Shenzhen Tram is a light rail system consisting of two (formerly three) tram routes in Longhua District, Shenzhen, Guangdong, China. Construction commenced on 27 December 2013 and public testing started on 30 June 2017, with the system fully opening on 28 October 2017. The tram system integrates the north side of Longhua into the city's rail network and is expected to significantly ease commuting difficulties.

== History ==
The initial system consists of 11.7 km and three lines. The tram links Qinghu Station on Line 4 of the Shenzhen Metro with central Guanlan, with service to Longhua areas including Automobile Industry City, Guanlan Strategic New Industries Park and the Science and Technology Service Center. It will eventually connect with Shenzhen Metro Line 4 at Xinlan Station. There are 21 stations, constructed at a cost of about 1.38 billion yuan (US$226 million). It is expected to help residents commute and relieve traffic congestion in the local area. A 3.8 km spur links Guanlan New Industry Park with Dahe Road. The spur is expected to cost 218 million yuan.

== Lines ==
There are 2 lines in operation; line 1 (Qinghu – Xiawei) and Line 2 (Qinghu – Xinlan). Lines 1 and 2 share tracks between Qinghu and Dahe, where they branch off. Line 3 formerly connected Xiawei with Xinlan, passengers travelling between Xiawei and Xinlan are now required to transfer at Dahe for a connection.
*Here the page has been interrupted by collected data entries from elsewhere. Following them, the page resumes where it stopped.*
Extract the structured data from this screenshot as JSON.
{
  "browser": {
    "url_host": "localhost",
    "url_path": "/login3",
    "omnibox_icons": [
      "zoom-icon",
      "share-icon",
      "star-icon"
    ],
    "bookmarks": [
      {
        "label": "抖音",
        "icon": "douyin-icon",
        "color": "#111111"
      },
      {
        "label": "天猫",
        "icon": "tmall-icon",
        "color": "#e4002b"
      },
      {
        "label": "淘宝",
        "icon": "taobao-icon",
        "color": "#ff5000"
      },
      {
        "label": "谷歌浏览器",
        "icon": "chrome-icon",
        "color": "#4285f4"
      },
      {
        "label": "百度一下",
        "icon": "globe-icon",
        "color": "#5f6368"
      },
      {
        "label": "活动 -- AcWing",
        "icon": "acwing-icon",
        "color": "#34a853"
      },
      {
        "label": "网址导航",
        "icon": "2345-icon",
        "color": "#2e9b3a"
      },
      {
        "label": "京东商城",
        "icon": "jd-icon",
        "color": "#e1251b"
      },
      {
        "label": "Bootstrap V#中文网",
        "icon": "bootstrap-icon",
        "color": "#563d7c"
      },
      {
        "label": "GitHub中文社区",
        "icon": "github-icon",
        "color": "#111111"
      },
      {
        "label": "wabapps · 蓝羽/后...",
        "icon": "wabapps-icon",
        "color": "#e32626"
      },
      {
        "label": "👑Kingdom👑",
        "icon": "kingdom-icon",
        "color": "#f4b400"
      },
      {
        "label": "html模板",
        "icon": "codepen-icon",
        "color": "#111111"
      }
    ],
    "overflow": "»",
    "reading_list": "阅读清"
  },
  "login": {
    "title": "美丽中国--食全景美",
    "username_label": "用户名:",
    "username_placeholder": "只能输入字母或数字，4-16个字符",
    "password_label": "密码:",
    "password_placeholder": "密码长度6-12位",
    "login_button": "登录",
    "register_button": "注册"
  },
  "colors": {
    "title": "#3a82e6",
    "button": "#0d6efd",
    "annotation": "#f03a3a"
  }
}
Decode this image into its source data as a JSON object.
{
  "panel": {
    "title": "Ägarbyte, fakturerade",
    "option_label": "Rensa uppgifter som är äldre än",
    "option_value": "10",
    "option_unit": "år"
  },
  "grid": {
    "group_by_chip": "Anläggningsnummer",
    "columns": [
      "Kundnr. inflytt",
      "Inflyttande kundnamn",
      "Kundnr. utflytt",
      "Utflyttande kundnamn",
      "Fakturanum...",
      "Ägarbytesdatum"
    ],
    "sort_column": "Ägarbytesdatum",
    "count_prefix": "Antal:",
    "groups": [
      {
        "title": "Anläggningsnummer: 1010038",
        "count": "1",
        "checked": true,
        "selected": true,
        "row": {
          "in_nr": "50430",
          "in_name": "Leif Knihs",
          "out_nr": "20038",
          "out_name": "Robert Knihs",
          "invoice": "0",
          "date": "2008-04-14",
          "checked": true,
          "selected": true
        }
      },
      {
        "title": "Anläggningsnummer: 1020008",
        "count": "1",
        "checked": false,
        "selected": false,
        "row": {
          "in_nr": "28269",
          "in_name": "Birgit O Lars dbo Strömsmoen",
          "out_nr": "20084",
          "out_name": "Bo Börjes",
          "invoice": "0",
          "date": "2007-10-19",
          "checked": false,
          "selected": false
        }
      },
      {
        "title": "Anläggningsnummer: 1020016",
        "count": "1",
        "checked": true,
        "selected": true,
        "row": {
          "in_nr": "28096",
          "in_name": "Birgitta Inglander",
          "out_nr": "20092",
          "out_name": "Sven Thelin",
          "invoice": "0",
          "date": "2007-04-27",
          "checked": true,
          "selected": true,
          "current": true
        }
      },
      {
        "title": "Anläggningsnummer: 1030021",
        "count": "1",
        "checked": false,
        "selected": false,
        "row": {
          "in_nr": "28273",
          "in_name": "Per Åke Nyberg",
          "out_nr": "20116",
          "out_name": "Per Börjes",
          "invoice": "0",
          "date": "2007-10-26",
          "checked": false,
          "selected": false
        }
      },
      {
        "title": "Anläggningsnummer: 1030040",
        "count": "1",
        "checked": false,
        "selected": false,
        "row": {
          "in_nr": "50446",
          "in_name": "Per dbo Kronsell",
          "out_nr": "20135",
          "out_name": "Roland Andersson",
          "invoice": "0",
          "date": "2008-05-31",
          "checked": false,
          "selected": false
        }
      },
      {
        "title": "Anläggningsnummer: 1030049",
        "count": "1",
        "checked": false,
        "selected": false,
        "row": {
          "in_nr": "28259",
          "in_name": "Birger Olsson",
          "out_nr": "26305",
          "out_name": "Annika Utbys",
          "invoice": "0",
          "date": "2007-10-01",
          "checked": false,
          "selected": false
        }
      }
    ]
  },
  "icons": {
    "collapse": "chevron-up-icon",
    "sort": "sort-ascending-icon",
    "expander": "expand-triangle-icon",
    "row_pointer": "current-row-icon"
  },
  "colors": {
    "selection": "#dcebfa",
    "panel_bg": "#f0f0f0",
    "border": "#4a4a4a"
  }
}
Services formerly ran at a 20-minute frequency on each of Line 1, Line 2 and Line 3 with the parallel section between Qinghu and Dahe receiving a 10-minute frequency. To meet demand, services on Line 3 were withdrawn on 27 December 2017, and a 12-minute frequency was provided on Line 1 and Line 2, with a 6-minute frequency on the parallel section as these flows accounted for 94% of the demand. This provided an 87% increase in transport capacity. From 28 June 2018, an 8-minute frequency is applied on Line 1 and Line 2, with a 4-minute interval on the parallel section to meet increasing demand during peak hours. To meet the desired density, all the trams are put into service, the first in railway transport industry.
- Line 1: Qinghu – Xiawei. 8.6 km.
- Line 2: Qinghu – Xinlan. 6.8 km.

== Rolling stock ==
Rolling stock consists of 4 section trams constructed by CRRC Zhuzhou Locomotive, using technology from Siemens. The system does not use overhead wires, with trams recharging an onboard capacitor from fixed power bars above the tracks at each stop.

== Discussion ==
Zhao Pinglin, deputy director of Shenzhen Rail Construction Headquarters, said tram systems have shorter, cheaper construction periods than metro and light rail. Modern tram systems also have lower energy consumption, more flexibility and quieter operations, Zhao said. Longhua is planning three tram lines totaling 51 kilometers. Construction of metro projects can take four to five years and cost 600–700 million yuan per kilometer, while tram lines can cost about 100 million yuan per kilometer and be used for 30 years. The tram has been criticized for roughly following the path of the north extension of Shenzhen Metro Line 4 rendering the project redundant. However, given that the goal of the tram project was to improve short distance transport and serve as a feeder line to the metro, the tram project will complement the Metro extension rather than compete with it.